We continued on to visit the Baroque town of Ragusa, yet another UNESCO World Heritage site. As we drew near, the view was not particularly attractive.

However, once we were inside the town and began our walk, we were taken by the Baroque building facades. Some balconies [of now private apartments] were richly adorned.

After a brief stay we drove on to Syracuse [Siracusa], historically a city of significant economic and cultural importance. An archeological site contains several noteworthy attractions. For example, a 5th century B.C. Greek theater, where the tradition of staging ancient Greek plays was revived in 1914 (top image), a less well preserved Roman amphitheater (middle image), and an enormous cave [The Ear of Dionysius] that once served as a prison (bottom image). Numerous caves in this area were originally quarries for extracting stone for building.

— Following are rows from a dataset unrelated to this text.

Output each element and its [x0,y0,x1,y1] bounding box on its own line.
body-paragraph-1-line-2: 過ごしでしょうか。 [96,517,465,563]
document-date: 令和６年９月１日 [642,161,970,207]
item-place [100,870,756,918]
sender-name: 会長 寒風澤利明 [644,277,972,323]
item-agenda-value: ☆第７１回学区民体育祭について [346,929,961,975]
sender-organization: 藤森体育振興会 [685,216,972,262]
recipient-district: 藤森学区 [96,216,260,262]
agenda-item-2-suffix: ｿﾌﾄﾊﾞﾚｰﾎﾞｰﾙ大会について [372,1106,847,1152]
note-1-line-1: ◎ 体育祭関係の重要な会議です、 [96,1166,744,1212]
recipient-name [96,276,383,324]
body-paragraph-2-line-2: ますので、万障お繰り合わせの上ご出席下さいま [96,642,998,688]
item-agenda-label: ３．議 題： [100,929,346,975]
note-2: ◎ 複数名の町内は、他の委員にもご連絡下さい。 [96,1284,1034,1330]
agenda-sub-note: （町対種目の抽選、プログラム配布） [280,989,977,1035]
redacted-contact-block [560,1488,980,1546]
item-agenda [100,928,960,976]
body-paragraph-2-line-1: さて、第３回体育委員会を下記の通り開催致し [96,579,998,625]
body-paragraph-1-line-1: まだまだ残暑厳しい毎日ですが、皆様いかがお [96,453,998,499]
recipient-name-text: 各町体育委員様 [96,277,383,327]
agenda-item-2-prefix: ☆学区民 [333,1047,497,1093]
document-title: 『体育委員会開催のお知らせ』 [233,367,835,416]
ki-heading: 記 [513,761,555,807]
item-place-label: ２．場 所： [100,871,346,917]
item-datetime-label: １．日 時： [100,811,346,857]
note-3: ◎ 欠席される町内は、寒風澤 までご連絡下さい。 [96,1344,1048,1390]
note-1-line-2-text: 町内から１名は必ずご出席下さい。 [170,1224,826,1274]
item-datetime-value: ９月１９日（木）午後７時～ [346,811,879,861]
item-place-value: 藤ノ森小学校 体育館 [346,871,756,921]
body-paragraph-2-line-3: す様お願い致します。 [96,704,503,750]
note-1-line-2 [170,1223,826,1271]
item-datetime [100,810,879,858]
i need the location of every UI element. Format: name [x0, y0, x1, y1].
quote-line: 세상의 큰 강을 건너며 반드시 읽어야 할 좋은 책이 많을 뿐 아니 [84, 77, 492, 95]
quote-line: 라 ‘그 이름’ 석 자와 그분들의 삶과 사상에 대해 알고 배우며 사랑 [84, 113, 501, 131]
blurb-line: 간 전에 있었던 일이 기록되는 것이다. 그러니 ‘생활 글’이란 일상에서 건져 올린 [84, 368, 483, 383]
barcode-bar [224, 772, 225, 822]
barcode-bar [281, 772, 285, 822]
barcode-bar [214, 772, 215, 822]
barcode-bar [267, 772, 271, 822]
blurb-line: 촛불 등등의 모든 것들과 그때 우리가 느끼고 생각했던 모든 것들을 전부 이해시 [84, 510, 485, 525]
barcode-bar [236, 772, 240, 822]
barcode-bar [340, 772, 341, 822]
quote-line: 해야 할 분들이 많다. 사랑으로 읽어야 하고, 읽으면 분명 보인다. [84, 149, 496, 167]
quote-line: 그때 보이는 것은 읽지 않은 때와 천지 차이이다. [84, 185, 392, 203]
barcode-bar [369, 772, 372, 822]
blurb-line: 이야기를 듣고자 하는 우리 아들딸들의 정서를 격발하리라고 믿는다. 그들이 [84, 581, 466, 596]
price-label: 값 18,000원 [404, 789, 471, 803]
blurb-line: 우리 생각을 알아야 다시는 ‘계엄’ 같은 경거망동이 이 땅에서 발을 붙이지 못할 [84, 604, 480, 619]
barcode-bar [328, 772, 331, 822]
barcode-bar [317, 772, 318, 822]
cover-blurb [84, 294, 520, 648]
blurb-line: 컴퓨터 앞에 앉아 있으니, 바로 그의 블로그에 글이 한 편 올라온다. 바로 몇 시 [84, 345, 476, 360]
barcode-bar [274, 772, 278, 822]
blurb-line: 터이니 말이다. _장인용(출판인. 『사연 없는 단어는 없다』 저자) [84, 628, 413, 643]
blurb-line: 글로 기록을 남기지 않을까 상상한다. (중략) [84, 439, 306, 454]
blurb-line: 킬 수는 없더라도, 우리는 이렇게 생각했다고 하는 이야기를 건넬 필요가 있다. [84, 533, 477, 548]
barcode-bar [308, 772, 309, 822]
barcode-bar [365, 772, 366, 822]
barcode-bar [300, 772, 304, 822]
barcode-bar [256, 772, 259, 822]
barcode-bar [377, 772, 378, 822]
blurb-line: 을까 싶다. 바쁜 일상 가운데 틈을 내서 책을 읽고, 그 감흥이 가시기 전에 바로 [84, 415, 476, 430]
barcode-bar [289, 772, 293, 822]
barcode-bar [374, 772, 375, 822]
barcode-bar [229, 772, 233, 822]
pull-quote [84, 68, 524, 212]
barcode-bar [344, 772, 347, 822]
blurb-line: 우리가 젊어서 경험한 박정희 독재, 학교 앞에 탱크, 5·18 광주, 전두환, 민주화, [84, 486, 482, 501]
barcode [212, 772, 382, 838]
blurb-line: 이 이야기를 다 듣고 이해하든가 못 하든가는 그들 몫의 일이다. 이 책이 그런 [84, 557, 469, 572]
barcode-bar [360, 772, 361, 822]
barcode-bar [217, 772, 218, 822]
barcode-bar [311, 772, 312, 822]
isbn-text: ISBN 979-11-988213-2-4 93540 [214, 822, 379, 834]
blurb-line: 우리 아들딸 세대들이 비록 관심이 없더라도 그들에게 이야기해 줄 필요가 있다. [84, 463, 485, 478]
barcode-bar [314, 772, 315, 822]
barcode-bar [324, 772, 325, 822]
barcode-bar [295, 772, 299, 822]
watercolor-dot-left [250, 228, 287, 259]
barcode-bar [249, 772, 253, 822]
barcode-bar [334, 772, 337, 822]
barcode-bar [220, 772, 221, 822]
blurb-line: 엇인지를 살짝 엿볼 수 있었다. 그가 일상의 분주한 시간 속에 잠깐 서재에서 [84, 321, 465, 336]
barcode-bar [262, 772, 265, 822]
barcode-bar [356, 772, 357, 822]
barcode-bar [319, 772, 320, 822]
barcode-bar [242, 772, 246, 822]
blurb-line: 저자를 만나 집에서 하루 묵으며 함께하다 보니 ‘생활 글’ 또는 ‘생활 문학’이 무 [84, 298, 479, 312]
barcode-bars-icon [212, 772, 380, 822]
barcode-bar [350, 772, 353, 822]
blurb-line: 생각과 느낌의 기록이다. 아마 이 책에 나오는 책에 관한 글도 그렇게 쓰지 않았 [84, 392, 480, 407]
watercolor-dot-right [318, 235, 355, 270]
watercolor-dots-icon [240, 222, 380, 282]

 Below are some of our group boarding a small boat for a harbor tour. Our tour leader surprised us with a buffet lunch.

It goes without saying that we visited the archeological museum, strolled through narrow streets (se below), and made sure to check out the local public market.


Thursday, April 12, 2018

Sicily 8: Caltagirone [Sky Watch Friday]

Next in our itinerary was the hill top town, Caltagirone, another UNESCO World heritage site.

 Caltagirone is the center for ceramic tile manufacturing in Sicily. This becomes evident when one ascends the long staircase connecting the lower and upper towns. Every step is decorated with colorful majolica tiles. The bottom image gives one a sense of the extent and steepness of the climb.

Along the way, I took a number of shots of isolated tiles. All manner of scenes are depicted.


Thursday, April 5, 2018

Sicily 7: Enna and Villa Casale (Piazza Armerina) [Sky Watch Friday]

Our next destination was Enna, a mountain town that is the highest [3,054 ft] provincial capital in Italy. The town’s exceptional location affords wonderful views of the surrounding landscape.

Our stay in Enna was brief, as our main objective was to visit the Villa Casale, a 3rd-4th century AD Roman estate discovered in the late 19th century. It is one of the most fascinating attractions in all of Sicily. The magnificent floor mosaics in the complex of rooms were uncovered in the 1950s under a thick layer of mud [resulting from a 12th century flood], which kept them well preserved through over the years. Most notable are the mosaics in the Hall of Female Gymnasts, where the bikini clad [yes, bikinis in Roman times] gymnasts are depicted. The athlete placing a crown on her head was the winner of her event.

Other scenes depicting gods, wild animals, hunting or even love-making adorn the walls and floors.